Tidak heran dalam Amsal 14:13 dikatakan bahwa dalam tertawa pun, hati bisa merana, bersedih, dan berduka.[4] Inilah kesulitan besar dan pergumulan dari setiap umat manusia. Di dalam gejolak dahsyat seperti ini, kerinduan akan perteduhan yang abadi itu tetap begitu mendorong dengan sangat. Setiap manusia memiliki keinginan ini, tidak ada yang terkecuali.[5] Setiap manusia memiliki ingatan akan Taman Eden yang begitu indah dan sangat membekas dalam hati.[6] Momen di mana ada relasi yang harmonis antara Allah, manusia, seluruh ciptaan yang lain. Momen yang begitu berkesan, dirindukan, tetapi sudah terhilang. Momen yang dinantikan dan diimpikan, tetapi apa daya sudah tak tergapai.

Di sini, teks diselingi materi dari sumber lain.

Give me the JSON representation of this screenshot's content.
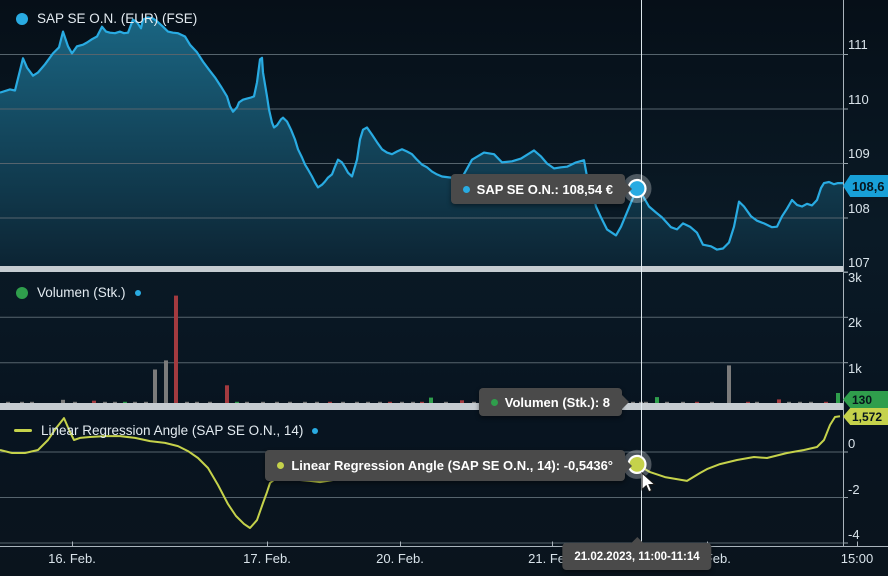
{
  "colors": {
    "price_line": "#29abe2",
    "price_fill_top": "#1b6a88",
    "price_fill_bottom": "#0c2433",
    "volume_up": "#2f9e4c",
    "volume_down": "#a33a3f",
    "volume_neutral": "#7b7b7b",
    "angle_line": "#c5d24b",
    "badge_price_bg": "#18a0d8",
    "badge_volume_bg": "#2f9e4c",
    "badge_angle_bg": "#c5d24b",
    "tooltip_bg": "#4a4a4a",
    "grid": "#56646d",
    "axis": "#c6ccd1",
    "crosshair": "#e8f2f7"
  },
  "x_axis": {
    "labels": [
      "16. Feb.",
      "17. Feb.",
      "20. Feb.",
      "21. Feb.",
      "22. Feb.",
      "15:00"
    ]
  },
  "tooltips": {
    "price": {
      "text": "SAP SE O.N.: 108,54 €"
    },
    "volume": {
      "text": "Volumen (Stk.): 8"
    },
    "angle": {
      "text": "Linear Regression Angle (SAP SE O.N., 14): -0,5436°"
    },
    "date": {
      "text": "21.02.2023, 11:00-11:14"
    }
  },
  "badges": {
    "price": "108,6",
    "volume": "130",
    "angle": "1,572"
  },
  "chart_data": [
    {
      "id": "price",
      "type": "area",
      "title": "SAP SE O.N. (EUR) (FSE)",
      "ylabel": "EUR",
      "ylim": [
        107.1,
        112.0
      ],
      "grid": true,
      "gridlines": [
        111,
        110,
        109,
        108,
        107
      ],
      "tick_labels": [
        "111",
        "110",
        "109",
        "108",
        "107"
      ],
      "last_value": "108,6",
      "marker": {
        "x": 637,
        "value": 108.54
      },
      "points": [
        [
          0,
          110.3
        ],
        [
          10,
          110.36
        ],
        [
          15,
          110.34
        ],
        [
          23,
          110.93
        ],
        [
          27,
          110.76
        ],
        [
          33,
          110.61
        ],
        [
          38,
          110.67
        ],
        [
          45,
          110.82
        ],
        [
          53,
          111.02
        ],
        [
          59,
          111.13
        ],
        [
          63,
          111.42
        ],
        [
          68,
          111.15
        ],
        [
          72,
          111.02
        ],
        [
          77,
          111.15
        ],
        [
          83,
          111.18
        ],
        [
          87,
          111.22
        ],
        [
          92,
          111.28
        ],
        [
          97,
          111.33
        ],
        [
          102,
          111.51
        ],
        [
          106,
          111.42
        ],
        [
          110,
          111.4
        ],
        [
          115,
          111.39
        ],
        [
          120,
          111.42
        ],
        [
          124,
          111.39
        ],
        [
          128,
          111.4
        ],
        [
          133,
          111.64
        ],
        [
          137,
          111.59
        ],
        [
          141,
          111.48
        ],
        [
          143,
          111.64
        ],
        [
          148,
          111.68
        ],
        [
          153,
          111.66
        ],
        [
          157,
          111.61
        ],
        [
          163,
          111.51
        ],
        [
          168,
          111.42
        ],
        [
          173,
          111.4
        ],
        [
          178,
          111.39
        ],
        [
          185,
          111.33
        ],
        [
          190,
          111.18
        ],
        [
          197,
          111.04
        ],
        [
          203,
          110.87
        ],
        [
          209,
          110.72
        ],
        [
          215,
          110.58
        ],
        [
          221,
          110.41
        ],
        [
          227,
          110.23
        ],
        [
          230,
          110.05
        ],
        [
          233,
          109.95
        ],
        [
          237,
          110.03
        ],
        [
          239,
          110.12
        ],
        [
          243,
          110.17
        ],
        [
          247,
          110.19
        ],
        [
          251,
          110.21
        ],
        [
          254,
          110.23
        ],
        [
          257,
          110.49
        ],
        [
          260,
          110.91
        ],
        [
          262,
          110.94
        ],
        [
          263,
          110.67
        ],
        [
          267,
          110.23
        ],
        [
          269,
          109.99
        ],
        [
          272,
          109.75
        ],
        [
          274,
          109.66
        ],
        [
          277,
          109.7
        ],
        [
          281,
          109.81
        ],
        [
          283,
          109.84
        ],
        [
          287,
          109.77
        ],
        [
          291,
          109.62
        ],
        [
          295,
          109.44
        ],
        [
          298,
          109.26
        ],
        [
          302,
          109.11
        ],
        [
          305,
          108.98
        ],
        [
          308,
          108.89
        ],
        [
          312,
          108.76
        ],
        [
          315,
          108.65
        ],
        [
          318,
          108.56
        ],
        [
          322,
          108.61
        ],
        [
          325,
          108.67
        ],
        [
          328,
          108.74
        ],
        [
          332,
          108.8
        ],
        [
          335,
          108.94
        ],
        [
          338,
          109.07
        ],
        [
          342,
          109.02
        ],
        [
          345,
          108.93
        ],
        [
          348,
          108.83
        ],
        [
          352,
          108.76
        ],
        [
          357,
          109.07
        ],
        [
          360,
          109.44
        ],
        [
          363,
          109.62
        ],
        [
          367,
          109.66
        ],
        [
          372,
          109.53
        ],
        [
          377,
          109.39
        ],
        [
          382,
          109.26
        ],
        [
          387,
          109.2
        ],
        [
          392,
          109.17
        ],
        [
          397,
          109.22
        ],
        [
          402,
          109.26
        ],
        [
          407,
          109.22
        ],
        [
          412,
          109.17
        ],
        [
          417,
          109.07
        ],
        [
          422,
          108.98
        ],
        [
          427,
          108.93
        ],
        [
          432,
          108.85
        ],
        [
          437,
          108.8
        ],
        [
          442,
          108.76
        ],
        [
          451,
          108.74
        ],
        [
          462,
          108.74
        ],
        [
          472,
          109.07
        ],
        [
          484,
          109.2
        ],
        [
          494,
          109.17
        ],
        [
          502,
          109.02
        ],
        [
          512,
          109.04
        ],
        [
          521,
          109.09
        ],
        [
          534,
          109.24
        ],
        [
          541,
          109.13
        ],
        [
          547,
          109.0
        ],
        [
          554,
          108.91
        ],
        [
          561,
          108.93
        ],
        [
          567,
          108.94
        ],
        [
          576,
          109.02
        ],
        [
          584,
          109.06
        ],
        [
          587,
          108.76
        ],
        [
          591,
          108.58
        ],
        [
          596,
          108.21
        ],
        [
          601,
          108.01
        ],
        [
          607,
          107.79
        ],
        [
          616,
          107.68
        ],
        [
          621,
          107.84
        ],
        [
          626,
          108.06
        ],
        [
          631,
          108.28
        ],
        [
          637,
          108.54
        ],
        [
          642,
          108.43
        ],
        [
          649,
          108.21
        ],
        [
          656,
          108.1
        ],
        [
          662,
          108.01
        ],
        [
          671,
          107.83
        ],
        [
          677,
          107.79
        ],
        [
          683,
          107.9
        ],
        [
          690,
          107.84
        ],
        [
          697,
          107.73
        ],
        [
          703,
          107.51
        ],
        [
          711,
          107.48
        ],
        [
          717,
          107.42
        ],
        [
          723,
          107.44
        ],
        [
          729,
          107.55
        ],
        [
          734,
          107.84
        ],
        [
          739,
          108.3
        ],
        [
          744,
          108.21
        ],
        [
          751,
          108.03
        ],
        [
          757,
          107.95
        ],
        [
          764,
          107.9
        ],
        [
          772,
          107.83
        ],
        [
          777,
          107.84
        ],
        [
          782,
          108.03
        ],
        [
          787,
          108.17
        ],
        [
          792,
          108.33
        ],
        [
          797,
          108.24
        ],
        [
          802,
          108.21
        ],
        [
          807,
          108.26
        ],
        [
          812,
          108.23
        ],
        [
          817,
          108.33
        ],
        [
          821,
          108.55
        ],
        [
          824,
          108.64
        ],
        [
          829,
          108.66
        ],
        [
          834,
          108.62
        ],
        [
          838,
          108.64
        ],
        [
          843,
          108.64
        ]
      ]
    },
    {
      "id": "volume",
      "type": "bar",
      "title": "Volumen (Stk.)",
      "ylabel": "Stk.",
      "ylim": [
        0,
        3000
      ],
      "grid": true,
      "gridlines": [
        3000,
        2000,
        1000
      ],
      "tick_labels": [
        "3k",
        "2k",
        "1k"
      ],
      "last_value": "130",
      "bars": [
        [
          8,
          30,
          "n"
        ],
        [
          22,
          60,
          "n"
        ],
        [
          32,
          40,
          "n"
        ],
        [
          63,
          180,
          "n"
        ],
        [
          75,
          35,
          "n"
        ],
        [
          94,
          160,
          "d"
        ],
        [
          105,
          25,
          "n"
        ],
        [
          115,
          45,
          "n"
        ],
        [
          125,
          45,
          "u"
        ],
        [
          135,
          35,
          "n"
        ],
        [
          146,
          25,
          "n"
        ],
        [
          155,
          850,
          "n"
        ],
        [
          166,
          1050,
          "n"
        ],
        [
          176,
          2480,
          "d"
        ],
        [
          187,
          25,
          "n"
        ],
        [
          197,
          30,
          "n"
        ],
        [
          210,
          20,
          "n"
        ],
        [
          227,
          500,
          "d"
        ],
        [
          237,
          45,
          "u"
        ],
        [
          247,
          30,
          "n"
        ],
        [
          263,
          25,
          "n"
        ],
        [
          277,
          35,
          "n"
        ],
        [
          290,
          25,
          "n"
        ],
        [
          305,
          40,
          "n"
        ],
        [
          317,
          40,
          "n"
        ],
        [
          330,
          30,
          "d"
        ],
        [
          343,
          40,
          "n"
        ],
        [
          357,
          50,
          "n"
        ],
        [
          368,
          80,
          "n"
        ],
        [
          380,
          40,
          "n"
        ],
        [
          390,
          70,
          "d"
        ],
        [
          402,
          40,
          "n"
        ],
        [
          413,
          30,
          "n"
        ],
        [
          422,
          120,
          "d"
        ],
        [
          431,
          230,
          "u"
        ],
        [
          446,
          40,
          "n"
        ],
        [
          462,
          170,
          "d"
        ],
        [
          474,
          30,
          "n"
        ],
        [
          491,
          45,
          "n"
        ],
        [
          502,
          25,
          "n"
        ],
        [
          516,
          30,
          "n"
        ],
        [
          531,
          40,
          "n"
        ],
        [
          546,
          25,
          "n"
        ],
        [
          560,
          30,
          "n"
        ],
        [
          575,
          20,
          "n"
        ],
        [
          590,
          25,
          "n"
        ],
        [
          605,
          30,
          "n"
        ],
        [
          620,
          25,
          "n"
        ],
        [
          633,
          20,
          "n"
        ],
        [
          641,
          8,
          "n"
        ],
        [
          646,
          40,
          "n"
        ],
        [
          657,
          240,
          "u"
        ],
        [
          667,
          110,
          "n"
        ],
        [
          683,
          20,
          "n"
        ],
        [
          697,
          35,
          "d"
        ],
        [
          712,
          20,
          "n"
        ],
        [
          729,
          940,
          "n"
        ],
        [
          748,
          60,
          "d"
        ],
        [
          757,
          45,
          "n"
        ],
        [
          779,
          190,
          "d"
        ],
        [
          789,
          55,
          "n"
        ],
        [
          800,
          20,
          "n"
        ],
        [
          811,
          20,
          "n"
        ],
        [
          826,
          60,
          "d"
        ],
        [
          838,
          330,
          "u"
        ]
      ]
    },
    {
      "id": "angle",
      "type": "line",
      "title": "Linear Regression Angle (SAP SE O.N., 14)",
      "ylabel": "degrees",
      "ylim": [
        -4.13,
        1.76
      ],
      "grid": true,
      "gridlines": [
        0,
        -2,
        -4
      ],
      "tick_labels": [
        "0",
        "-2",
        "-4"
      ],
      "last_value": "1,572",
      "marker": {
        "x": 637,
        "value": -0.5436
      },
      "points": [
        [
          0,
          0.09
        ],
        [
          12,
          -0.04
        ],
        [
          25,
          -0.04
        ],
        [
          38,
          0.09
        ],
        [
          48,
          0.53
        ],
        [
          56,
          1.05
        ],
        [
          64,
          1.49
        ],
        [
          70,
          0.88
        ],
        [
          74,
          0.53
        ],
        [
          80,
          0.62
        ],
        [
          90,
          0.66
        ],
        [
          105,
          0.7
        ],
        [
          120,
          0.7
        ],
        [
          135,
          0.62
        ],
        [
          150,
          0.48
        ],
        [
          165,
          0.4
        ],
        [
          178,
          0.26
        ],
        [
          188,
          0.04
        ],
        [
          198,
          -0.26
        ],
        [
          208,
          -0.7
        ],
        [
          218,
          -1.45
        ],
        [
          228,
          -2.29
        ],
        [
          236,
          -2.81
        ],
        [
          244,
          -3.16
        ],
        [
          250,
          -3.34
        ],
        [
          257,
          -2.99
        ],
        [
          263,
          -2.24
        ],
        [
          267,
          -1.76
        ],
        [
          270,
          -1.36
        ],
        [
          275,
          -1.19
        ],
        [
          285,
          -1.19
        ],
        [
          300,
          -1.23
        ],
        [
          310,
          -1.27
        ],
        [
          320,
          -1.32
        ],
        [
          333,
          -1.23
        ],
        [
          347,
          -1.14
        ],
        [
          380,
          -0.97
        ],
        [
          420,
          -0.79
        ],
        [
          470,
          -0.62
        ],
        [
          530,
          -0.48
        ],
        [
          580,
          -0.48
        ],
        [
          610,
          -0.53
        ],
        [
          637,
          -0.5436
        ],
        [
          650,
          -0.88
        ],
        [
          665,
          -1.1
        ],
        [
          687,
          -1.27
        ],
        [
          700,
          -0.92
        ],
        [
          707,
          -0.75
        ],
        [
          720,
          -0.53
        ],
        [
          737,
          -0.35
        ],
        [
          754,
          -0.22
        ],
        [
          767,
          -0.26
        ],
        [
          787,
          -0.04
        ],
        [
          804,
          0.09
        ],
        [
          817,
          0.22
        ],
        [
          824,
          0.53
        ],
        [
          830,
          1.19
        ],
        [
          835,
          1.54
        ],
        [
          840,
          1.572
        ]
      ]
    }
  ]
}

Perspektif Perjanjian Lama
Dalam Perjanjian Lama, tema-tema mengenai rumah, peristirahatan, pengembaraan, dan keterasingan juga kerap kali muncul.[7] Mulai dari Abraham yang selama bertahun-tahun hidup mengembara dan tinggal di dalam kemah menuju tanah yang Tuhan janjikan. Padahal Abraham sendiri belum jelas ke mana Tuhan akan memimpinnya. Kita juga melihat kisah hidup Yusuf yang memang walaupun tinggal di Mesir sebagai penguasa, ia sendiri begitu merindukan untuk bisa berpulang ke Kanaan. Maka ia memerintahkan agar tulang-tulangnya nanti bisa dibawa dan dikuburkan di sana. Juga kisah Musa di mana ia tidak menganggap tanah Mesir dengan segala kemajuan dan kemegahannya sebagai tempat kediamannya yang abadi. Ia lebih memilih untuk menderita bersama-sama dengan umat Allah dan membawa mereka ke tanah yang Tuhan janjikan. Dalam perjalanan orang Israel menuju Kanaan, Tuhan juga menunjukkan murka-Nya karena bangsa Israel yang begitu bebal dan tegar tengkuk. Allah menegaskan bahwa orang-orang Israel tersebut tidak bisa masuk tempat peristirahatan-Nya. Dalam kehidupan Daud, kita bisa melihat bagaimana ia hidup sebagai seorang pelarian karena dikejar dan akan dibunuh oleh Raja Saul. Dan dalam Kitab Mazmur, kita juga bisa merenungkan bagaimana Daud yang begitu rindu untuk dapat tinggal dan berdiam di dalam rumah Tuhan, bukan di tempat-tempat lain. Yang ia inginkan adalah untuk berdiam menikmati kehadiran Tuhan di dalam bait-Nya, sampai selama-lamamya. Dalam kisah pembuangan ke Babel, kita dapat dengan jelas melihat status orang Israel yang Tuhan sudah hukum, akhirnya benar-benar menjadi orang buangan, budak, dan terjajah di negeri asing. Pilunya ratapan dari kondisi pembuangan di Babel dapat kita baca dengan detail dalam Kitab Ratapan. Dalam kondisi terasing seperti ini, ada kerinduan besar dari orang Israel untuk bisa pulang dan menyembah Tuhan di Bait Allah di negeri asal mereka. Inilah sebagian contoh/gambaran dari Perjanjian Lama mengenai variasi dan kompleksitas dari tema-tema seputar rumah, peristirahatan, pengembaraan, dan keterasingan.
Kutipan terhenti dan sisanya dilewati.